This drawing was made for a painting that was never completed. The subject was a man named Robert Couri, who lived in the Washington Heights Neighborhood and he was homeless. Robert would panhandle outside the grocery store, One Stop Smile Deli, located at 181street and Fort Washington Ave. I always remember him leaning against a tree. He seemed to know everyone in the neighborhood. He enjoyed talking to neighbors and my wife and I got to know him over time. We would buy Robert a sandwich, or give him a pair of socks. He had a sweet tooth and he was crazy for Goobers – the peanut butter and jam spread in a jar. I tried to get involved in helping him get off the streets and I tried to find social services for him. But I couldn’t move beyond a certain point in helping him.
From my conversations with Robert – or Bobbie, as he liked to be called, I learned that he was a demolition expert in Vietnam and saw a lot of gruesome stuff. He had PTSD. He put his life back to together got married and had a wife and a child and a home in New Jersey. He said he lost his family in a home fire, and completely broke down, became homeless. That was the story he told me.
I told Robert about the fact that I was a painter, and that I did portraits. I asked him if he would sit with me for a portrait and I told him I could pay him. He agreed, and one day came up to my studio and sat. I drew his portrait in pencil, as a plan for an eventual painting. After the session was finished he looked at the drawing and told me, ‘That’s me all right. Just sitting and waiting. I’ve spent my entire life waiting.” The date on the drawing is April 2001.
We never got the portrait finished. Robert’s health worsened, He didn’t look good. For some time, I didn’t see him in front of the deli and I wondered what he was up to. One day in 2004 I got a call from the city morgue asking me to identify a body. Robert had passed away, from a heart attack I was told. My number was in his wallet when he died.
There was no next of kin that I knew of. But I didn’t want to see Robert buried on Hart Island for anonymous bodies. I found out about a charitable burial site for the Jewish homeless and poor. I contacted them, they asked me “Was he Jewish?” and I told them, “I think so.” OK, I stretched the truth. I had no idea if Robert was Jewish or not. But they did claim his body and he was buried out in Long Island. My wife and I when to see his plot later when a headstone was installed. It was nice.

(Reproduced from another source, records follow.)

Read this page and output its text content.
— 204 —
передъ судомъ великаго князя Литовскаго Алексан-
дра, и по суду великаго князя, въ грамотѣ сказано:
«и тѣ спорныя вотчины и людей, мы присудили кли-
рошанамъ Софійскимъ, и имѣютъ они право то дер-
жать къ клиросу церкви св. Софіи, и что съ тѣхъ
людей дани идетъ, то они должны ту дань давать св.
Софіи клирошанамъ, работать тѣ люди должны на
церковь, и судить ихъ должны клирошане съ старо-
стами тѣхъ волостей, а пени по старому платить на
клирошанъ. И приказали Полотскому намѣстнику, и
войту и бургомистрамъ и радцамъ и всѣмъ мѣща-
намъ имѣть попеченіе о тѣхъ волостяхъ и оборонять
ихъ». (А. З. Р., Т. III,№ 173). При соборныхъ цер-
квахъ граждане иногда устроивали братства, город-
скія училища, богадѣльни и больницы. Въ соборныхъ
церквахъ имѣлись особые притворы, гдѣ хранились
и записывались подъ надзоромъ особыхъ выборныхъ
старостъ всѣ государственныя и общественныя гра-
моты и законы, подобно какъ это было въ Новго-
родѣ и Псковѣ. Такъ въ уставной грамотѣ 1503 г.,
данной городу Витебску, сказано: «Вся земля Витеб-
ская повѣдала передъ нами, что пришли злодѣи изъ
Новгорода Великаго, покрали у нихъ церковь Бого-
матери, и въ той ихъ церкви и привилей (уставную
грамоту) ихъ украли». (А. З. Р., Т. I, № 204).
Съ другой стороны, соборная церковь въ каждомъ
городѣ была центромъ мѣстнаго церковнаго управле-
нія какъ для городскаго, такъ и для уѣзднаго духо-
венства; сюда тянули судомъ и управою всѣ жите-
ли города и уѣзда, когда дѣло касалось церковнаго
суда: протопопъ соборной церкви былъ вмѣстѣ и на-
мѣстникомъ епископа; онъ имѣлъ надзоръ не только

After I found out that Robert died, I thought about the many people in the neighborhood that knew Robert and I posted the news of his death on the tree that he leaned against. I placed candles at the foot of the tree. I thought that there might be a way for people to come together and remember him. I left my phone number on the sign for anyone who wanted to contact me to organize the memorial. I did get a call form about four people,
As a group, we approached the Marble Collegiate Church located across the street from the deli. We approached the head pastor and spoke to him about our plans to give Robert a memorial. He knew of Robert, and agreed to donate the use of the church space. Our committee of four formed a memorial service, a program, and posted signs.
On the evening of the memorial I would say we had about sixty people in attendance. We had readings, and songs, and people got up to share a favorite story of Robert. The drawing was placed in the front and people placed flowers next to it. We sang “Whatsoever you do, to the least of my brothers, that you do unto me.” There was a jar of Goobers there too.
Wow, so many people came to his memorial. I had no idea so many cared for him. But Robert had a sweet side to his personality that was endearing. He really enjoyed greeting people and exchanging pleasantries with them on a warm summer evening; I guess if your homeless that’s about as good as it gets. He touched people’s lives.
I didn’t know I would become so involved in Robert’s life but I can say that Spirit moved me to ensure that his burial was respectful and that he was remembered. The drawing is probably the only tangible record of Robert’s image left in the world. And I have my story which I share with you.
I called him Bobbie, and he called me Bernie. Not many people call me Bernie, but he could.